SWCNT-TiO2 Nanocomposite Photo-Anode for Improved Thermal Performances of Dye-Sensitized Solar Cells

Abstract

In this study, we report a novel single-wall carbon nanotube (SWCNT)-TiO2 composite photoanode with enhanced thermal conductivity for photovoltaic applications. Thermal chemical vapor deposition technique was used for the growth of high quality SWCNTs. Structural and morphological properties of as synthesized SWCNT and SWCNT-TiO2 composites were inspected using ultra-high resolution transmission electron microscope (UHRTEM) and Raman spectrosctopy. Thermal conductivity of pure titania (TiO2) and SWCNT-TiO2 composites were estimated by an optothermal method.

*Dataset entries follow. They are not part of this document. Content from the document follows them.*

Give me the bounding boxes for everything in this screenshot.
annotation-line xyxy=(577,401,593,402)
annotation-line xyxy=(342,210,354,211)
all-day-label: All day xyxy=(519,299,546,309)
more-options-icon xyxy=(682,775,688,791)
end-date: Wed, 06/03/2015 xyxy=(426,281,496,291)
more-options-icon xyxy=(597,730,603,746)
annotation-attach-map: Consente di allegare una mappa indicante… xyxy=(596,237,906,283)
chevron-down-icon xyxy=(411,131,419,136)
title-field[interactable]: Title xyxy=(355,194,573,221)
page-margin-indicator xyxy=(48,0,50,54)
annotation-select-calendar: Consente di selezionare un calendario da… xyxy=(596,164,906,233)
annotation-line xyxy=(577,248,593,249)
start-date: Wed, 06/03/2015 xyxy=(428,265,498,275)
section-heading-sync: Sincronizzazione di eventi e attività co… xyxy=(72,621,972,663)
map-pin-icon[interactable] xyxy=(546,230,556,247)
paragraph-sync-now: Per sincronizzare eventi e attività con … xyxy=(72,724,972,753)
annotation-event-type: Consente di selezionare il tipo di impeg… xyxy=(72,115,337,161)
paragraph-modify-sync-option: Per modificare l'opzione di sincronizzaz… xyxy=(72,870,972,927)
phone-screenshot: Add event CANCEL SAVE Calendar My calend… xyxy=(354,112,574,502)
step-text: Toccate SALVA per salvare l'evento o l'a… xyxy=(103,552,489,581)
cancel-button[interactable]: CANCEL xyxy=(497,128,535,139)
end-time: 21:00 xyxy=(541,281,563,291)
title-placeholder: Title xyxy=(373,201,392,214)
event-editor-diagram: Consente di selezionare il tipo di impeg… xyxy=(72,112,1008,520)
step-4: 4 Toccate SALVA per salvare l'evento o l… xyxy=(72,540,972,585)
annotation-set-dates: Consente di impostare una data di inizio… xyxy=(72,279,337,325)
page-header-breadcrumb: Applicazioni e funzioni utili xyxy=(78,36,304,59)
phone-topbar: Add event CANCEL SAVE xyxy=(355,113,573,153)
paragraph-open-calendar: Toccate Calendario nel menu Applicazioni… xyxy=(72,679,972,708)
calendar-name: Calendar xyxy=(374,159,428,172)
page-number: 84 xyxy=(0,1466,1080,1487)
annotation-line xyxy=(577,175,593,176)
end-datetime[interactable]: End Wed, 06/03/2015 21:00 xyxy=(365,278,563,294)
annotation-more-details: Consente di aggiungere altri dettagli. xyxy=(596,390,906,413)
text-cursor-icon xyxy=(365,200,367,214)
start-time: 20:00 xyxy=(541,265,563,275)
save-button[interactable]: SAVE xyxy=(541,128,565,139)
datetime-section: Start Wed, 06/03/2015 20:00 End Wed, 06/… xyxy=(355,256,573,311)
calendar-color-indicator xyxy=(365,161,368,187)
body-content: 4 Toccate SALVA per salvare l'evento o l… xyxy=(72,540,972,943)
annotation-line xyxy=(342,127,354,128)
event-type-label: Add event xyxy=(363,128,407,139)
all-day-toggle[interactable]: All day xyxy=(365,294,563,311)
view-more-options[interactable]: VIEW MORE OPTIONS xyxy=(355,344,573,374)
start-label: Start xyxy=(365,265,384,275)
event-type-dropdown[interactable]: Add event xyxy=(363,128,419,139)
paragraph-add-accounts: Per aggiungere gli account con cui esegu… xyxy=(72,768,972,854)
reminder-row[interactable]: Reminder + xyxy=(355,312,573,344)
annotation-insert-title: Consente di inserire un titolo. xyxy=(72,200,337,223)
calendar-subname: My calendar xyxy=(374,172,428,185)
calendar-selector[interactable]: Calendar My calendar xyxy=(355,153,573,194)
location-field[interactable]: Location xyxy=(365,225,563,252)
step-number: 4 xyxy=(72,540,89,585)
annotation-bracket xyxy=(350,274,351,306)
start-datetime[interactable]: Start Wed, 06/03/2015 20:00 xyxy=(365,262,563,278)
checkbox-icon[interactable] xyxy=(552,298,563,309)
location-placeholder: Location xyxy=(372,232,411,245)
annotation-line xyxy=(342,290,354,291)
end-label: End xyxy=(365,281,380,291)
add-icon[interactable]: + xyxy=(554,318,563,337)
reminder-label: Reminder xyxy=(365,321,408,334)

Photovoltaic performance of Dye-sensitized solar cell (DSSC) containing composite photoanodes was studied at various temperatures (ranging from room temperature-323K). We observed a notable decline in the overall photovoltaic performance of the DSSC containing pure TiO2 photoanode at elevated temperatures. Whereas, DSSC with composite photoanodes showed a significant improvement in overall photovoltaic performance consistently at room temperature as well as at elevated temperatures that is believed to be due to the existence of SWCNT and provides a conducting pathway to electrons in trap states and which are released at higher temperature and thus, quench recombination more effectively.